Actualmente operan de forma continua cinco termosalinómetros (TSG), cuatro estaciones meteorológicas, cuatro sistemas de gestión de datos marinos y dos ADCP montados en casco en los buques del IEO. Los termosalinómetros registran temperatura y salinidad del agua superficial mientras el barco navega, proporcionando una caracterización casi continua de las condiciones superficiales a lo largo de las rutas habituales. Las estaciones meteorológicas miden variables atmosféricas en superficie, y los ADCP permiten estimar corrientes en los primeros cientos de metros de la columna de agua.
Los datos recogidos se envían de forma rutinaria al centro de datos del IEO, donde se someten a controles automáticos de calidad —principalmente verificación de fecha, posición y rangos plausibles en tiempo casi real— antes de su difusión y archivo definitivo.
La repetición sistemática de rutas ha permitido generar productos climatológicos regionales basados en estas mediciones continuas. Por ejemplo, los registros mensuales entre Santander y Gijón han hecho posible elaborar mapas de temperatura y salinidad superficiales del mar Cantábrico, mejorando la descripción de las condiciones costeras y su variabilidad estacional. En las rías gallegas, donde la variabilidad interanual e inter-estacional puede tener consecuencias relevantes como proliferaciones algales que afectan a la actividad pesquera, los recorridos semanales realizados desde 2008 han permitido caracterizar con mayor detalle los patrones de variabilidad ambiental.

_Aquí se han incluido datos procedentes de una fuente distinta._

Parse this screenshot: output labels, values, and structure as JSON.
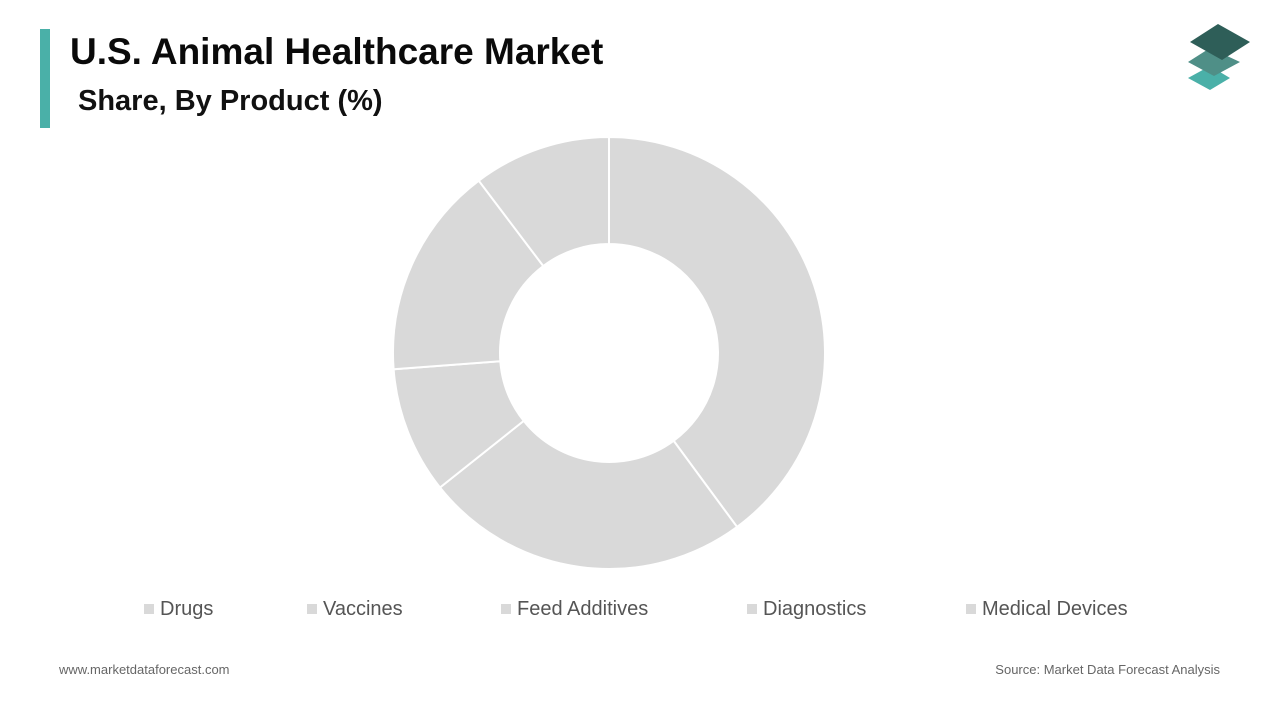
{
  "header": {
    "title": "U.S. Animal Healthcare Market",
    "subtitle": "Share, By Product (%)"
  },
  "logo": {
    "icon": "stacked-layers-logo-icon"
  },
  "colors": {
    "accent": "#4ab0a8",
    "slice": "#d9d9d9",
    "slice_border": "#ffffff",
    "logo_top": "#2e5e58",
    "logo_mid": "#4f8f87",
    "logo_bottom": "#4ab0a8"
  },
  "chart_data": {
    "type": "pie",
    "donut": true,
    "categories": [
      "Drugs",
      "Vaccines",
      "Feed Additives",
      "Diagnostics",
      "Medical Devices"
    ],
    "values": [
      39.9,
      24.4,
      9.5,
      15.9,
      10.3
    ],
    "legend_position": "bottom"
  },
  "footer": {
    "website": "www.marketdataforecast.com",
    "source": "Source: Market Data Forecast Analysis"
  }
}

Este sistema de observación en tránsito amplía la cobertura espacial de IEOOS y complementa las plataformas fijas y las campañas periódicas. Su principal valor reside en convertir la actividad operativa de los buques en una fuente sistemática de datos ambientales de alta resolución espacial, contribuyendo tanto al análisis científico como a la gestión costera y pesquera.